Gary Freeburg’s talk will be about living and working alone as an artist in the wilderness of Alaska’s volcanic regions: preparation (research), experiences and significance of creating artwork that reflects a post-eruption landscape.
After serving in Vietnam in the U.S. Navy, Freeburg received three degrees in photography: his B.F.A. and M.A. from Minnesota State University at Mankato in 1974 and 1977 and his M.F.A. from the University of Iowa in 1978. He lived and worked in Alaska for twenty-five years and served as a professor of art at the University of Alaska's Kenai Peninsula College, where he directed the art program and served as the curator in the campus art gallery that now bears his name. He is currently a professor of art at James Madison University.

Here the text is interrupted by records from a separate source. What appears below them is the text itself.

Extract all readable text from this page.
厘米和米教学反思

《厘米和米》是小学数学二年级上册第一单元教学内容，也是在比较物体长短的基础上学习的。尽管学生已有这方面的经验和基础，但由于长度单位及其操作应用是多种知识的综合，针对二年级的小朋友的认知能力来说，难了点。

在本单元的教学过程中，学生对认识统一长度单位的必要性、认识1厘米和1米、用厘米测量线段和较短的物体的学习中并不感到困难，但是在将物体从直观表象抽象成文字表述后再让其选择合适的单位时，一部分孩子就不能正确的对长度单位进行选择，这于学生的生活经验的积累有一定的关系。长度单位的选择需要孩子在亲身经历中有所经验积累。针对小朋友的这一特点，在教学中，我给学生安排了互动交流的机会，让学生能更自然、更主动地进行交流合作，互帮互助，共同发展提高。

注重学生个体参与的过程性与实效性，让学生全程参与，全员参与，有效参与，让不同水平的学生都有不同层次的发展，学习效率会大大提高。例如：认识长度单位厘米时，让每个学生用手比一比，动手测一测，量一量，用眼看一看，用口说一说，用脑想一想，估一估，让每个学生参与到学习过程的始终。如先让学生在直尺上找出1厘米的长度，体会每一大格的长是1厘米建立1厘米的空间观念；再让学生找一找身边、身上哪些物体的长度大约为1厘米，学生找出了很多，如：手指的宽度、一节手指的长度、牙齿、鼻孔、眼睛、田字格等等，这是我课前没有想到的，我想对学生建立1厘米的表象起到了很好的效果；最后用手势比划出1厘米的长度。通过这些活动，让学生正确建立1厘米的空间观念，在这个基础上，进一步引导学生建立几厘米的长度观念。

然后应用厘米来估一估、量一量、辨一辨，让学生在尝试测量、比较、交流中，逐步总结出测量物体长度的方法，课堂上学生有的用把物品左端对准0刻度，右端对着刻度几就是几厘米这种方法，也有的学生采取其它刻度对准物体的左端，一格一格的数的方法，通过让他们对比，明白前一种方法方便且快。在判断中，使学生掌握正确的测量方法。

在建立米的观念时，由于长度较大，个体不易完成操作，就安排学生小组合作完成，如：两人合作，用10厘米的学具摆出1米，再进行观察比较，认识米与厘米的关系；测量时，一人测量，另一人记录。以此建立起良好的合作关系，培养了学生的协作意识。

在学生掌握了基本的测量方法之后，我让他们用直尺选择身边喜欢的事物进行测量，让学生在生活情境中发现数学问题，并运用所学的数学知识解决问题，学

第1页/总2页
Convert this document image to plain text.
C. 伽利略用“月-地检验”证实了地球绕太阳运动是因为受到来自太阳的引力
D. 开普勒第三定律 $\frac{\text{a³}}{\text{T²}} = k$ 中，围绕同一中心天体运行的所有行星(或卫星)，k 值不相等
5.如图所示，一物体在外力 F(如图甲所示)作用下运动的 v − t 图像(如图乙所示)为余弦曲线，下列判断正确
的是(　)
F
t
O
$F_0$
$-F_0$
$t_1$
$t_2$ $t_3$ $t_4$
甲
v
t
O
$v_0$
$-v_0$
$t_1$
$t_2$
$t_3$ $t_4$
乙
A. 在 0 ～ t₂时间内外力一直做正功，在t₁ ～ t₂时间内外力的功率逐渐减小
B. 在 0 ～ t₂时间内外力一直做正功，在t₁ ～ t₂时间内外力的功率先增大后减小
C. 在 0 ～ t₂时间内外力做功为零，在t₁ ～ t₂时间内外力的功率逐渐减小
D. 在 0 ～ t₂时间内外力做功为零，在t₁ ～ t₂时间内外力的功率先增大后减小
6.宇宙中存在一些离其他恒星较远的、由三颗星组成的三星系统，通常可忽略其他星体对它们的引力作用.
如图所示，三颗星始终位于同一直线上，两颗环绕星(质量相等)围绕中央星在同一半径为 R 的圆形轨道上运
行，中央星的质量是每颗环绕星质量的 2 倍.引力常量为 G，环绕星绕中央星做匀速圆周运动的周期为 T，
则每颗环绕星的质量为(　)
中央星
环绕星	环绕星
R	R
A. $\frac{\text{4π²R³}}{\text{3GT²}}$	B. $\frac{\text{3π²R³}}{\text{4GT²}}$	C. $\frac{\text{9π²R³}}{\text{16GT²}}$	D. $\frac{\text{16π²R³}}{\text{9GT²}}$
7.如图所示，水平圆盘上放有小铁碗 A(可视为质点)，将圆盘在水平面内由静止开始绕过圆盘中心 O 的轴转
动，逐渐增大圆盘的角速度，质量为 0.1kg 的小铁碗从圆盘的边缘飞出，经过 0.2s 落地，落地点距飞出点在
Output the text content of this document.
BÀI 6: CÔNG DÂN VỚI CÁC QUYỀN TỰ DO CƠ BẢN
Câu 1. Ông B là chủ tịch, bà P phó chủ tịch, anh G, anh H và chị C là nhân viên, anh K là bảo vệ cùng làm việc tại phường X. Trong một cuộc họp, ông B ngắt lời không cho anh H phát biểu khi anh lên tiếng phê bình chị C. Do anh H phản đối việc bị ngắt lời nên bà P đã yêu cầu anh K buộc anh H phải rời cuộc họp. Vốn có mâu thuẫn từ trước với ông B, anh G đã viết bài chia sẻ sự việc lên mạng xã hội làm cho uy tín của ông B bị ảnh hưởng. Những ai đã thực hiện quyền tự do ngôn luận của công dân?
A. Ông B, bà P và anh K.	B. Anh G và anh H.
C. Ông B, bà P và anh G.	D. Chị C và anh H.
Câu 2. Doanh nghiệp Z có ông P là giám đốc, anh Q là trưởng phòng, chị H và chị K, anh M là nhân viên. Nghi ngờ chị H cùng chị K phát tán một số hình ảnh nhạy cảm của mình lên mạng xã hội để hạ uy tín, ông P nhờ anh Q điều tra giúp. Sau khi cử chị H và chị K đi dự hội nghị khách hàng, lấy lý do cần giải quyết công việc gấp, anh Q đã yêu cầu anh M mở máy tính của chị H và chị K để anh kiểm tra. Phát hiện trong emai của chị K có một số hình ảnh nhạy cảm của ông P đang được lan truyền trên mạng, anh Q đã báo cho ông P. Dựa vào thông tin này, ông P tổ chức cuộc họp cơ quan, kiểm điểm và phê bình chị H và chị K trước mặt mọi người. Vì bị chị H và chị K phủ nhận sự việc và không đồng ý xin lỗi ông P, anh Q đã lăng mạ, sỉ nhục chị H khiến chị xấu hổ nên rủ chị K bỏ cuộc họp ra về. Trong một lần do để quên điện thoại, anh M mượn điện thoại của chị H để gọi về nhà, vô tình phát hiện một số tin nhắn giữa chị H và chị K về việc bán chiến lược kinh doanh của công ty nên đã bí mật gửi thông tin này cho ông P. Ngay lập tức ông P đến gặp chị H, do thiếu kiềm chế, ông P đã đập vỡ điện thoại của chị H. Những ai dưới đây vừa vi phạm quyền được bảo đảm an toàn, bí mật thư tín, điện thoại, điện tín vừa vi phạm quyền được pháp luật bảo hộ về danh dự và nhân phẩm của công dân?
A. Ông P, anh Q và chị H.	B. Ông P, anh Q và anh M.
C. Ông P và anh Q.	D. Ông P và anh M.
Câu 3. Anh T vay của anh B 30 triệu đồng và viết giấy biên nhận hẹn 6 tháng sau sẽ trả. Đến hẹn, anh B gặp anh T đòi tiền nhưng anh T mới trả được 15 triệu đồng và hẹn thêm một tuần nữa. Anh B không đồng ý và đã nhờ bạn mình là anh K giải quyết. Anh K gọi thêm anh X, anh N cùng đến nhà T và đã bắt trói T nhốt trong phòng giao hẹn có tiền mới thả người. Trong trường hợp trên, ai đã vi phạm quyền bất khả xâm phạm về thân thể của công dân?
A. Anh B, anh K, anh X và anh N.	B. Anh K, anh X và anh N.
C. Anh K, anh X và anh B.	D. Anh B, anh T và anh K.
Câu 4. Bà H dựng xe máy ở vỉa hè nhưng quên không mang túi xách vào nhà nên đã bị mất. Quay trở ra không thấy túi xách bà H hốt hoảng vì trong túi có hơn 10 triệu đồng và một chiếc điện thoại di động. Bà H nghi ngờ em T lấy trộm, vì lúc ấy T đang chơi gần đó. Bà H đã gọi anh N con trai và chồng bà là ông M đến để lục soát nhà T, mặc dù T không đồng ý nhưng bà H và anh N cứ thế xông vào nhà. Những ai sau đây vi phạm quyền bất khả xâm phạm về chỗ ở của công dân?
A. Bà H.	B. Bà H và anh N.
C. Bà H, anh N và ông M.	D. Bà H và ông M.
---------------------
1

Freeburg has worked with renowned photographers and educators, such as Ansel Adams, Oliver Gagliani, and John Schultz, and his photographs and drawings have been exhibited nationally and in several publications including his recent book, The Valley of 10,000 Smokes: Revisiting the Alaskan Sublime, a publication by George F. Thompson Publishing, 2012.
He was recognized by the Getty Center for Education in the Arts for his art advocacy work in Alaska and Washington, DC. A documentary film by George C. Johnson, An Artist's Journey to the Valley of Ten Thousand Smokes: The Photography of Gary Freeburg, serves as a capstone to Freeburg's photographic work in the wilderness of Alaska.